Both the isosceles and $M^{\prime }=4$ cases appear to be converging to the residual magnet field, $\langle |B_y|\rangle \to B_r$ = 1.2 T in the $g\to 0$ limit as predicted by Equation (5), suggesting that with four magnets per period, the flux in a loop is reasonably well approximated as normal to the loop cross section. The $M^{\prime }=2$ case, however, is not converging to $B_r$, since with only two magnets per period, this approximation is significantly worse. Finally, looking at the hybrid cases, it appears that the approximation from Equation (6) that $A_m\to \infty$ is reasonably well satisfied at values of $A_m\ge {\left(4{\lambda }_u\right)}^2$ and that there are negligible returns to increasing the cross sectional area of the magnet any further. Despite being in the large $A_m$ limit, $\langle \left|B_y\right|\rangle$ in the $g\to 0$ limit does not appear to be the saturation field of the yoke material. This is due to significant flux leakage between the yokes and fringing fields. Further geometry optimization may reduce this effect.

In addition to considering the field strength, the deviation of the field compared to non-comb (no non-tooth connecting pieces) Halbach arrays should be examined. For the PPM geometries, determining this effect is especially straightforward since simply taking a linear superposition of all the magnet fields is a reasonably good approximation: it is stated in [20] that “[rare earth magnets behave] magnetically very nearly like a vacuum with an impressed current. This makes it straightforward to predict analytically the field that will result from almost any configuration of blocks”. As adjacent connecting pieces can be selected to have opposing polarization, far-field errors are reduced. Further, any application particularly sensitive to such error fields can employ thicker teeth to increase the separation between the connecting magnets and the beam axis. Consider a concrete example of a $M^{\prime }=4$ undulator with $g={\lambda }_u/4$ and $h={\lambda }_u/2$, giving a peak field, $B_{\mathrm{peak}}$, of 0.78 T. Within a square region on axis, with side length equal to ${\lambda }_u/8$, averaged over a period, the field from an array with connecting pieces has a mean absolute error (MAE) of 0.0029 T (0.37% of $B_{\mathrm{peak}}$), when compared to the same configuration without connecting pieces. Any integrated effects can be mitigated by alternating the polarities of the connecting pieces between adjacent combs.

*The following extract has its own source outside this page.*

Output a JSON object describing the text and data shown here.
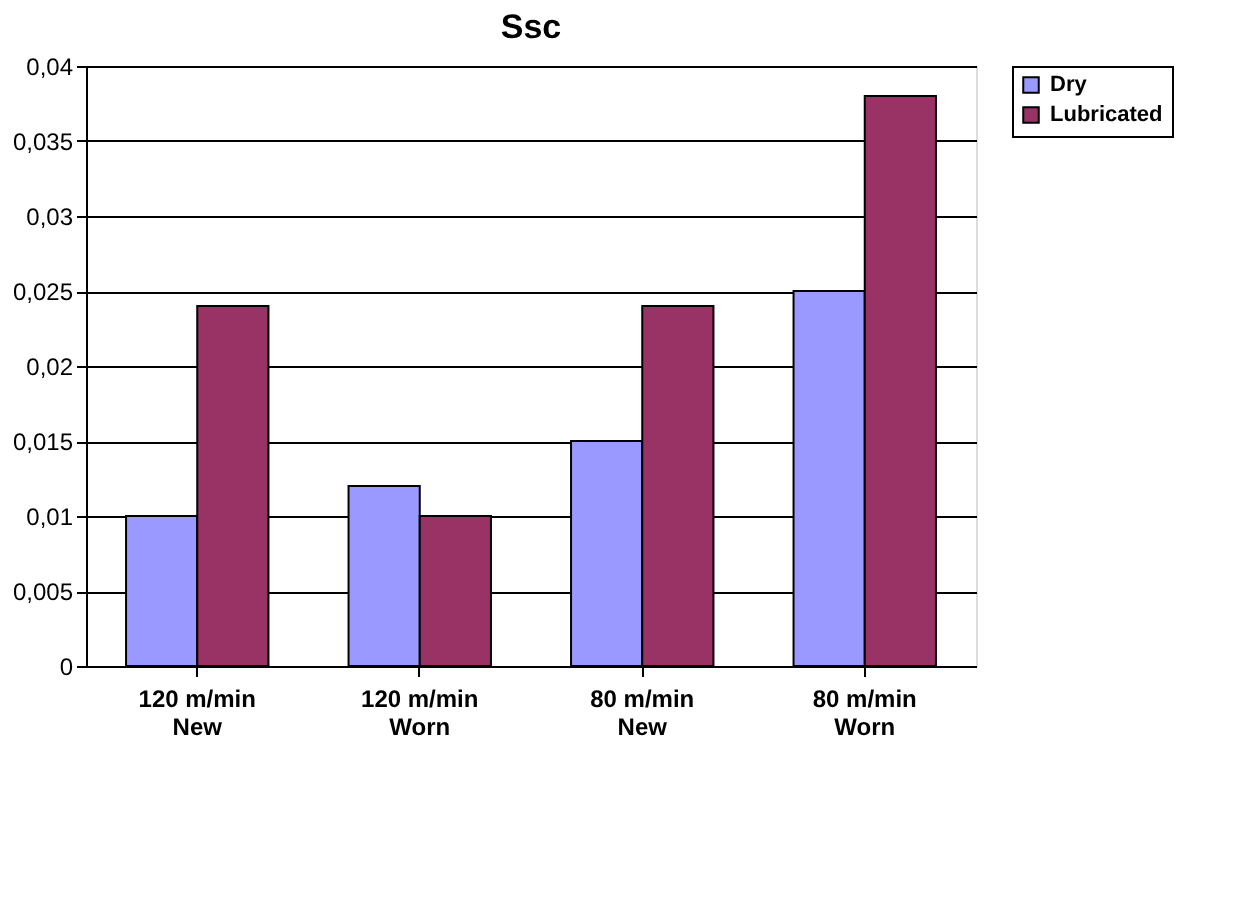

As mentioned before, the connecting pieces are especially impactful for the hybrid case, reducing the effective magnet area by approximately half compared to the actual magnet area and also limiting the maximum achievable gap field due to flux leakage and fringing. Despite these challenges, the hybrid arrays can offer higher $\langle \left|B_y\right|\rangle$ values than any PPM array.

4. Conclusions and Future Work

A technique for fabricating Halbach arrays for micro-undulators using comb elements has been discussed. This approach obviates the need for magnet-by-magnet fabrication and improves the accuracy achievable by relying on the intrinsic indexing of the comb teeth relative to each other. Example combs for a variety of Halbach configurations, including $M^{\prime }=2$, $M^{\prime }=4$, isosceles triangle, and hybrid, are illustrated, all of which rely only on through-bulk, nonconventional machining processes. These combs are simulated and compared over a wide range of gap sizes using the magnetostatics code Radia. Finally, the impact of the connecting pieces on the field quality has been discussed. Further work will include determining optimal wire EDM parameters for samarium cobalt machining (previous studies for neodymium magnets have been conducted [21,22]), fabrication of proof-of-principle comb Halbach arrays, and field characterization. This work may prove to be a key component of the current UCLA effort to realize an ultra-compact X-ray free-electron laser [23].